CRÔNICAS

A Universidade sem cultura?

Em: 22 de Março de 1996 Visualizações: 945
A Universidade sem cultura?

A Editora da Universidade do Estado do Rio de Janeiro –EDUERJ – realizou ontem o lançamento do livro “Universidade sem cultura?” de Bill Readings (1960-1994), traduzido ao português por Ivo Barbieri. O autor é professor associado no Departamento de Literatura Comparada da Universidade de Montreal, Canadá, falecido tragicamente em recente desastre de avião aos 34 anos. O tradutor é professor titular e ex-reitor da UERJ. Vivo e produzindo, felizmente.

“O texto de Readings pode servir de ponta de lança, capaz de cutucar distraídos e provocar os já antenados na premência da questão universitária. Texto ousado e inovador, está solidamente ancorado nos princípios instituidores da Universidade e no conhecimento de suas transformações históricas” - esclarece Ivo Barbieri em sua apresentação.

Barbieri chama a atenção para o fato de que “não obstante o seu enfoque se concentrar no âmbito das universidades norte-americanas, o leitor verá que as indagações levantadas e os problemas abordados fazem parte do nosso cotidiano acadêmico”.

O autor discute num primeiro momento o conceito de cultura e a relação do Estado com a Universidade. Aborda a noção de “excelência” sempre presente no discurso acadêmico. Reflete sobre a reavaliação do ensino e o papel da pesquisa no capítulo “Responsabilidade versus Contabilidade” e, finalmente, discorre sobre “O Papel das Humanidades”.

Segundo Readings, falar da Universidade e do Estado é contar a história da emergência da noção de “cultura” que “deve ser entendida como uma maneira particular de lidar com as tensões entre essas duas instituições da modernidade”. Para ele, o apelo da “cultura” está sendo substituído pelo discurso da “excelência” nas universidades norte-americanas.

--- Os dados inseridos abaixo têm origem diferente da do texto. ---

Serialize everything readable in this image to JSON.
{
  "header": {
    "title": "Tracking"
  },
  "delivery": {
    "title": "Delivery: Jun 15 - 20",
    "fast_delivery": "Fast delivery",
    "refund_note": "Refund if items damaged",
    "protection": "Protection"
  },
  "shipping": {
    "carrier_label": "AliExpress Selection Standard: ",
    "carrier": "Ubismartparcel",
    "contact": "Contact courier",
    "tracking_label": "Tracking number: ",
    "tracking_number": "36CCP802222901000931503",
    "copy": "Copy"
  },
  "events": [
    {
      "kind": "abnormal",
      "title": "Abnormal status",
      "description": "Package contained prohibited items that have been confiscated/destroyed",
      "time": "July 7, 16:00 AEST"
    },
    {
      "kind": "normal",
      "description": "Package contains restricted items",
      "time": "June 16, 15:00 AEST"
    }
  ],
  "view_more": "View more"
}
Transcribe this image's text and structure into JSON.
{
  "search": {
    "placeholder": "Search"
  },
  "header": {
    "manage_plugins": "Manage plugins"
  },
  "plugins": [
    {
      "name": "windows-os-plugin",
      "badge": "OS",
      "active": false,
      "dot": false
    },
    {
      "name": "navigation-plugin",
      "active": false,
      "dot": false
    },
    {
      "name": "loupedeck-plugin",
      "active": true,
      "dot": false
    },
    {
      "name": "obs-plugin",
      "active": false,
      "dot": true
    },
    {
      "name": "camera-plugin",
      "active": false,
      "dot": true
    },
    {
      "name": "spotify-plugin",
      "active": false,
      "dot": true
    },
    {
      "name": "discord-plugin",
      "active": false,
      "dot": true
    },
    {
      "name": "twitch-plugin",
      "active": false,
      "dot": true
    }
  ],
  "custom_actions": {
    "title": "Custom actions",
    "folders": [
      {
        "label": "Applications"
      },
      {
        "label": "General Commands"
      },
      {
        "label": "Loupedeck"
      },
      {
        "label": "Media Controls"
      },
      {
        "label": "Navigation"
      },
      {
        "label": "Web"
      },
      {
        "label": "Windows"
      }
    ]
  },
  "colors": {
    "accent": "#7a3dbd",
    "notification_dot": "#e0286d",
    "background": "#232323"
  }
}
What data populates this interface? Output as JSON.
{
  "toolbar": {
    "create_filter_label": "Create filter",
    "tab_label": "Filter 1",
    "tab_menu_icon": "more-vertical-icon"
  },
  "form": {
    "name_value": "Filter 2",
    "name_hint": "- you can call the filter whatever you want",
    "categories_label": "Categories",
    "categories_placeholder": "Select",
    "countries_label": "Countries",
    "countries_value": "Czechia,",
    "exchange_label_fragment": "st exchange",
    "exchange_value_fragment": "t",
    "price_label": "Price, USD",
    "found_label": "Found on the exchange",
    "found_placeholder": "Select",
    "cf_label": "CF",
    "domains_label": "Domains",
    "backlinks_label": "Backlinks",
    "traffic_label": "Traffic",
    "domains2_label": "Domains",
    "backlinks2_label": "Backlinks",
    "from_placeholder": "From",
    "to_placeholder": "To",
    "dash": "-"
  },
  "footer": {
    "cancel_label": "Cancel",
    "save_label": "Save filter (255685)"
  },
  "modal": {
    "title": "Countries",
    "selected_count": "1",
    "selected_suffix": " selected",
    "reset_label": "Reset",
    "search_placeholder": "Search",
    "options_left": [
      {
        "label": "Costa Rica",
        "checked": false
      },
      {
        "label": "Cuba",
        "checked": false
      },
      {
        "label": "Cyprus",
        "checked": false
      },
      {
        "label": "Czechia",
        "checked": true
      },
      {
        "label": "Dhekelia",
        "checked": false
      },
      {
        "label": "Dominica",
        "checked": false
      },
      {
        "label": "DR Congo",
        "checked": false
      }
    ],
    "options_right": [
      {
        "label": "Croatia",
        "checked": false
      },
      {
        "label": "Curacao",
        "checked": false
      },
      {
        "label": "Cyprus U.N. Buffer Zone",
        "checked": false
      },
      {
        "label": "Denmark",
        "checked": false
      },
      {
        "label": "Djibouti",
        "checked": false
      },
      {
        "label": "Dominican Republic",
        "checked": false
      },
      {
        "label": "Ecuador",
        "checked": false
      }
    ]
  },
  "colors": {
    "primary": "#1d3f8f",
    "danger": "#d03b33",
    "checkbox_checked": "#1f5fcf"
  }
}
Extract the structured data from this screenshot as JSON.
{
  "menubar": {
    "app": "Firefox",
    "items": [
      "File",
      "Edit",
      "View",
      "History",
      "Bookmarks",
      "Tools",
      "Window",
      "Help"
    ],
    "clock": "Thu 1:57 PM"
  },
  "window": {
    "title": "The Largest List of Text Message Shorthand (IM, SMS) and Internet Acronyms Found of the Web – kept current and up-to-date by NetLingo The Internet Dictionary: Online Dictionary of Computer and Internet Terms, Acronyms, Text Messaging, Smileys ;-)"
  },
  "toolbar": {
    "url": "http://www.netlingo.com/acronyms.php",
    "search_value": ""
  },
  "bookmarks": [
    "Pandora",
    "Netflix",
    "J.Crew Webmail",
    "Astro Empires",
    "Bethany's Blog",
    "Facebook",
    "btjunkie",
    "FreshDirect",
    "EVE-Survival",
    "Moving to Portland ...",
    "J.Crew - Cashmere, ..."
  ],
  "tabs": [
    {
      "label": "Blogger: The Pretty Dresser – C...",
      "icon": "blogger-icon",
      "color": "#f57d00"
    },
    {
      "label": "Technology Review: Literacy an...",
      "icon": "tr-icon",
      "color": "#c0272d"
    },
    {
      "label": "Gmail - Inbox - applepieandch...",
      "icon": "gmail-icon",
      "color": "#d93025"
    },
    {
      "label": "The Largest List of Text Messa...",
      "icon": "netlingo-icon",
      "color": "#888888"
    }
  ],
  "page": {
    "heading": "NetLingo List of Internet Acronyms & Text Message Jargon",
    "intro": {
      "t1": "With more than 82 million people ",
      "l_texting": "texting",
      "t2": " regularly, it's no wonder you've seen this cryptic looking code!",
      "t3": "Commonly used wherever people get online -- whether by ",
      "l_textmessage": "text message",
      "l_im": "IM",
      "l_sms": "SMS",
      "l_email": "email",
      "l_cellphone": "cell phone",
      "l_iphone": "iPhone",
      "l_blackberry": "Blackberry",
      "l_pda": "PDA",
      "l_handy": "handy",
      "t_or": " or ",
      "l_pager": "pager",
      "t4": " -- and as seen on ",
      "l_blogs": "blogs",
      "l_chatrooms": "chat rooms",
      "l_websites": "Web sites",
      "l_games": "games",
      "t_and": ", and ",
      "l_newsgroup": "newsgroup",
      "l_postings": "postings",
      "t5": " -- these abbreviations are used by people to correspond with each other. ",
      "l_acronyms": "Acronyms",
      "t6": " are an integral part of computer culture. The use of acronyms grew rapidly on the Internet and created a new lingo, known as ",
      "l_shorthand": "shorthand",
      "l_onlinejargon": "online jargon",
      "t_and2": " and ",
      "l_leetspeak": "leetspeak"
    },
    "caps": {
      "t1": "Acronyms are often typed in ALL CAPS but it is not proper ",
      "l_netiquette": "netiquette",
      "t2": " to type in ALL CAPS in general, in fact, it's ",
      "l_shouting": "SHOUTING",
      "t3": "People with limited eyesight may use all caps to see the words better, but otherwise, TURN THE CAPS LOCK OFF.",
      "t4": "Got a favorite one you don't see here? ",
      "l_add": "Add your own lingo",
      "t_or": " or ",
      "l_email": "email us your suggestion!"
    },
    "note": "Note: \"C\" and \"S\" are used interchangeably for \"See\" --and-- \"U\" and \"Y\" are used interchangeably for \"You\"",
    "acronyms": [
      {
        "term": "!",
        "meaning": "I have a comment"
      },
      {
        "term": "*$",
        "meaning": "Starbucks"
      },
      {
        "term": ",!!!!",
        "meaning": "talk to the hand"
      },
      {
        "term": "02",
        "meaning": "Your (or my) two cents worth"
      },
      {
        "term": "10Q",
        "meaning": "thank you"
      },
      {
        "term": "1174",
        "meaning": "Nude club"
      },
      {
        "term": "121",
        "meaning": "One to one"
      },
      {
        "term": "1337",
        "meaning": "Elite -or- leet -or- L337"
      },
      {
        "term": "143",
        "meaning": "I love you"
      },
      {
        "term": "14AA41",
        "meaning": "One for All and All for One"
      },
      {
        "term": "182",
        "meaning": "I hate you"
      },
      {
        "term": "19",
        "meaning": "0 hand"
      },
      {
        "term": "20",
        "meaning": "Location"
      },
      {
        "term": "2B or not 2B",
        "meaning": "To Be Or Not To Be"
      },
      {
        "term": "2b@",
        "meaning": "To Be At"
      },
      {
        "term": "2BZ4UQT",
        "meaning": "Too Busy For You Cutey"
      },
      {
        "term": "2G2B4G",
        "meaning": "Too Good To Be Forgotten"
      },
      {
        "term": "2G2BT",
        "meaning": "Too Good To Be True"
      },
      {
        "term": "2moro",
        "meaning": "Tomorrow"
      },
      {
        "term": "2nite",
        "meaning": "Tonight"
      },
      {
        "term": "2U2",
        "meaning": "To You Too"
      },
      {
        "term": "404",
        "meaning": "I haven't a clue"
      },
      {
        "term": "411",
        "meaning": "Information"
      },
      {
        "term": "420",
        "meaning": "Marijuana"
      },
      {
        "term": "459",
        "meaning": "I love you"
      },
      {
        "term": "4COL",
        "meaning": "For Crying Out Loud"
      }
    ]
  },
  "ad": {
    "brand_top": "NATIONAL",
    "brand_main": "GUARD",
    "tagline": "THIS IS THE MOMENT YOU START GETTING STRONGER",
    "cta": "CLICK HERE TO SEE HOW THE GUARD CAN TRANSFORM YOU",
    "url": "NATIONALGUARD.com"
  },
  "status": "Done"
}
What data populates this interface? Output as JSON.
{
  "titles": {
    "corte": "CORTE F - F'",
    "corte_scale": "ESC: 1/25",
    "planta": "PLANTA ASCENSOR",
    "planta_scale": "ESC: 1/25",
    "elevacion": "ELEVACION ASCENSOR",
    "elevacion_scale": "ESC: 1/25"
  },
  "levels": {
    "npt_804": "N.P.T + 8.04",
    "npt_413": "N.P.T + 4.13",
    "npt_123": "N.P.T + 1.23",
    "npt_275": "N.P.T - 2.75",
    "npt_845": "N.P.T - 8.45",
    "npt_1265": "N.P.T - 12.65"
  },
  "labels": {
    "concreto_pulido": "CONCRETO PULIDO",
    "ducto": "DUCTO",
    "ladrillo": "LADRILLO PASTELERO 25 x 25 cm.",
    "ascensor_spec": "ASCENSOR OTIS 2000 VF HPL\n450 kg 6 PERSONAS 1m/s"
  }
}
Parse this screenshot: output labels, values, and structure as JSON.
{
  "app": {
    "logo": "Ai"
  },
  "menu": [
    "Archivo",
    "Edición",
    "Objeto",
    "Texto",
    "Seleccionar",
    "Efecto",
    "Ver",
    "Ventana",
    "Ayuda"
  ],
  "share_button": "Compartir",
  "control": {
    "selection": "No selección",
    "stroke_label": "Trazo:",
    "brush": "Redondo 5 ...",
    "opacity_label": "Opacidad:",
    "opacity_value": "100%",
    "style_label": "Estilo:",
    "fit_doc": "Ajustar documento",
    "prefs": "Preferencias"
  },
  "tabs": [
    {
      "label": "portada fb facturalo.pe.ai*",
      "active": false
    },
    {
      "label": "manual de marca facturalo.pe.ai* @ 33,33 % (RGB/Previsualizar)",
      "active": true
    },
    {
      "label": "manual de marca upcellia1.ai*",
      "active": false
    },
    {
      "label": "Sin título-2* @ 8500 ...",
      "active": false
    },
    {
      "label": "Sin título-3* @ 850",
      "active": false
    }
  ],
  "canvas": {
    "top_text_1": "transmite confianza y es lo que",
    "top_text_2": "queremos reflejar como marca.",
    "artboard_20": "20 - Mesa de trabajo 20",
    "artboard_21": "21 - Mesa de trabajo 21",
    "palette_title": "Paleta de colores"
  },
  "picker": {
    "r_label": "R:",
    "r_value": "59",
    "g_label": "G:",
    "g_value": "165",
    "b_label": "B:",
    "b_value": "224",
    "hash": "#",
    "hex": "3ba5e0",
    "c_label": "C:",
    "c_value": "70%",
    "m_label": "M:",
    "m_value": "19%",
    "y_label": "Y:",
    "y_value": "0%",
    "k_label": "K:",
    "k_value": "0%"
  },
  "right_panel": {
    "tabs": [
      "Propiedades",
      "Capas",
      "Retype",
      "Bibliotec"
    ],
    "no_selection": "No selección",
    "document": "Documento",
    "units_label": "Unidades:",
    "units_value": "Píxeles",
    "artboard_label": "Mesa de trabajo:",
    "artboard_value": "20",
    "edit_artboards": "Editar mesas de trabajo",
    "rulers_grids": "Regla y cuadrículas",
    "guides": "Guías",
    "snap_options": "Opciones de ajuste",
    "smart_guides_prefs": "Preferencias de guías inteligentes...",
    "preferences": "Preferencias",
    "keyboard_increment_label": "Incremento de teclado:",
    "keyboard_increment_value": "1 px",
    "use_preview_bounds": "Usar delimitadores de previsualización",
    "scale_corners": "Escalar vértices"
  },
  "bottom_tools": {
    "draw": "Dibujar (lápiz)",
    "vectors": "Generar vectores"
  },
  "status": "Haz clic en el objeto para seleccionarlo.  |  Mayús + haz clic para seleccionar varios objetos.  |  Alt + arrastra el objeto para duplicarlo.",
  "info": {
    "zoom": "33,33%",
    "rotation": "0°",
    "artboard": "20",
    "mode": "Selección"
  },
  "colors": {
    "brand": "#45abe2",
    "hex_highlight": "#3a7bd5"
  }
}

Irônico e bem-humorado, o professor canadense afirma no capítulo seguinte que a noção de “excelência” relacionada às universidades é tão vaga e tão genérica, que pode ser aplicada para qualquer departamento e qualquer atividade. Exemplifica: “Os docentes da universidade americana têm sido definidos como uma negligente associação de pessoas unidas pelo interesse comum de uma vaga no estacionamento. Assim, é muito significativo que o serviço de estacionamento da Universidade de Cornell tenha recentemente recebido o prêmio de “excelência em estacionamento”, O significado disso é ter sido efetuada, com notável nível de eficiência, a restrição de acesso para veículos motorizados.

O autor esclarece que, no caso, “excelência” pode significar apenas maiores facilidades para as pessoas, mediante o aumento do número disponível de vagas de estacionamento para professores e pode funcionar como critério de avaliação para qualquer coisa, já que não possui nenhum conteúdo.

“A Universidade deve produzir “excelência” nos conhecimentos e como tal ficará enleada nos circuitos do capital global e nas políticas transnacionais sem dificuldade. Isso porque não há conteúdo para a noção de “excelência” – ele escreve, assinalando mais adiante:

“Temos de admitir que a Universidade é uma instituição arruinada ao mesmo tempo que temos de repensar o que significa morar nessas ruínas sem recorrer à nostalgia romântica”.

No momento em que o reitor da Universidade Federal do Amazonas, Nelson Fraiji, com coragem e lucidez ataca o populismo de certos segmentos da instituição, a leitura do texto de Bill Readings pode contribuir para alimentar o debate sobre o papel da universidade não apenas na Amazônia. O seu livro “The University in Ruins” já foi editado em várias línguas, além do português: russo, chinês, francês, alemão, polonês, coreano... É uma leitura instigante para quem está interessado em discutir nos destinos de nossas instituições de ensino superior.